Отныне его руки скрывает новый аксессуар — кожаные митенки. Годы как будто не имеют никакой власти над его телом. Каждое утро он проводит время между абсолютно белыми спальней, ванной и гардеробной, целыми часами он заново создает то, что почти в шизофренической манере называет своей марионеткой. Кремы, баллон сухого шампуня, катоган, черные очки, белая рубашка с жестким воротничком, приталенный пиджак, кольца, броши, зеркало. Неизменный ритуал уничтожения времени и ежедневное созидание брони, защищающей от безжалостного мира, которому он снова с легким сердцем может смело смотреть в лицо. И снова порядок продуман. Кутюрье придает ему интеллектуальный характер. Он обращается к одному из своих любимых фильмов, Кабинет доктора Калигари, истории о сомнамбуле, в котором он видит себя одновременно марионеткой и ее манипулятором. Тело, подвластное духу. Сам же дух сдерживается крепостью тела, чтобы избежать любой распущенности или слишком сентиментального излияния чувств. Его потребность в абсолютном владении собой нашла новый способ выражения. Вероятно, самый радикальный.
Физически Карл демонстрирует, что смирился с потерей. Эстетически он переживает свой белый период. Но тайные нити связывают марионетку с историей, которая намного старше, с его собственной историей. В самом деле, он обращается со своей личностью так же, как не переставал обращаться с брендами. Поэтому его наряд включает в себя самые важные предметы его арсенала: темные очки, которые он носит с середины 60-х годов, катоган и припудренные волосы, как в XVIII веке, высокие и жесткие воротники, вызывающие в памяти фигуры, приводившие в восхищение его мать, — Вальтера Ратенау и графа Кесслера, но также одновременно вечно модный и винтажный шик Жака де Башера. Кутюрье охотно принимает эту концепцию: его герой не начинается ex nihilo, с нуля, он — последствие эволюции. В сущности, его внешность выдает едва заметную и неизменную верность тем временам, которые он никогда не забывал. Если его можно рассматривать с точки зрения эстетики, его собственное прошлое никуда не делось.

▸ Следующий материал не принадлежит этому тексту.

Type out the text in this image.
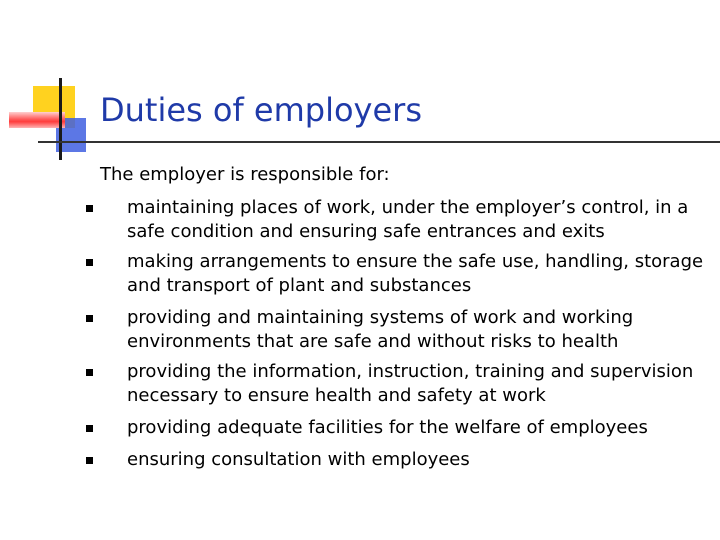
Duties of employers
The employer is responsible for:
maintaining places of work, under the employer’s control, in a
safe condition and ensuring safe entrances and exits
making arrangements to ensure the safe use, handling, storage
and transport of plant and substances
providing and maintaining systems of work and working
environments that are safe and without risks to health
providing the information, instruction, training and supervision
necessary to ensure health and safety at work
providing adequate facilities for the welfare of employees
ensuring consultation with employees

Хотя его увлеченность современным дизайном кажется внезапной, она не нова. Дом номер 35 на Университетской улице, до того как он был полностью декорирован в стиле ар-деко, в середине 60-х годов был девственно-чистым, почетное место в гостиной занимало кожаное кресло итальянского дизайнера Джо Коломбо. Впрочем, не все лоты с последнего аукциона нашли новых владельцев. Остались голубые вазы. Карл примирился с этим: «В конце концов, я сохраню их, так как они прекрасно подходят к современному декору»26, — заявил он тогда. Некоторые комнаты его особняка не опустели. Он сохранил их в прежнем состоянии, для гостей. То есть XVIII век умер не окончательно. Так же, как ни странно, и его детство. Он хранит его у себя дома, где скрупулезно воссоздал комнату, в которой провел первые годы своей жизни в Германии.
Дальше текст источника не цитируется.